Like the Pfizer vaccine candidate, the Moderna vaccine still has a ways to go before it can be offered to the general public.

“This is just very early interim analysis looking to see if it’s working,” said Martin. “We’re still looking for more safety data. All this data has to be presented to the U.S. Food and Drug Administration before there’s any decision on an Emergency Use Authorization or approval. We have many steps to go still, but this is a very positive reinforcement that we’re doing the right thing.”

Walid Gellad, associate professor of medicine and health policy at Pitt, said with cases rising nationwide, including in Pennsylvania, the FDA can safely schedule a committee on approving vaccine candidates soon. And the race against the clock is real.   

“If you look at the state of the pandemic right now, and the exponential rise and the stress on the health care system … with the rate things are moving and the holidays, two or three weeks,  I think, makes a big difference right now.”

“Yes, these vaccines show promise, but is it over? Is it finished? Absolutely not,” said Paul Duprex, director of Pitt’s Center for Vaccine Research, which is also working on its own vaccine candidate. “It’s not just about getting something across the line, getting something licensed, it’s about getting it made, it’s about getting it distributed.”

The University of Pittsburgh’s proud history in pioneering vaccines

This April marked the 65th anniversary of the announcement that a polio vaccine created at the University of Pittsburgh was effective in large-scale field tests. Developed by a team led by Jonas Salk, it was a first glimpse of an end to that pandemic.

Today, Pitt continues that legacy with pioneering work on a vaccine against COVID-19. Here are just a few of the hundreds of ongoing studies at Pitt.

In addition to the Moderna trials, Paul Duprex in the Center for Vaccine Research (CVR) is working to harness a measles vaccine engineered to express SARS-CoV-2 proteins on its surface to generate immunity to the virus that causes COVID-19.

Also through CVR, William Klimstra, associate professor of immunology, is investigating an antibody therapy called SAB-185 that could be used to both treat COVID-19 and prevent it in frontline workers and in military personnel. In August, SAB-185 was injected into healthy volunteers for a Phase 1 safety study.

Associate Professor of Cell Biology Yi Shi and colleagues recently described a new method to extract tiny but extremely powerful SARS-CoV-2 antibody fragments from llamas, which could be fashioned into inhalable therapeutics with the potential to prevent and treat COVID-19.

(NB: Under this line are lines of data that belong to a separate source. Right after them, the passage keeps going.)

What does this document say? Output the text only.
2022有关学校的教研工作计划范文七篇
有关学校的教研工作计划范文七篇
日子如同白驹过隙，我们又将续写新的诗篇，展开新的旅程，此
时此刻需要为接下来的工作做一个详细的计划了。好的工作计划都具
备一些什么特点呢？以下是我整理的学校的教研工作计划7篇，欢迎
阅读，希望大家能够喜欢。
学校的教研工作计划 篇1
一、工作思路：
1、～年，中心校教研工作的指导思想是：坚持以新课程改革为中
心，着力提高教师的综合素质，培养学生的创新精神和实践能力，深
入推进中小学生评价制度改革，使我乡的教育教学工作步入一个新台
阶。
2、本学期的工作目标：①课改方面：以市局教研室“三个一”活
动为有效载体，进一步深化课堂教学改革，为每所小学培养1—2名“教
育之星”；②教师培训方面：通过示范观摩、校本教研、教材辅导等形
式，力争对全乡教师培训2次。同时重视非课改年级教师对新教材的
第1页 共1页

As part of the national effort Operation Warp Speed, Pitt and UPMC have been chosen as a site for Moderna and AstraZeneca vaccine trials. The Phase 3 AstraZenceca trial, led by Associate Professor of Medicine Sharon Riddler, seeks to determine if the vaccine can prevent COVID-19 and for how long.

Additionally, Pitt’s Clinical and Translational Science Institute has awarded nearly $1 million to 17 studies working on different aspects of the COVID-19 pandemic, from modeling the virus to developing treatments and figuring out the role of the lung’s microbiome in the infection.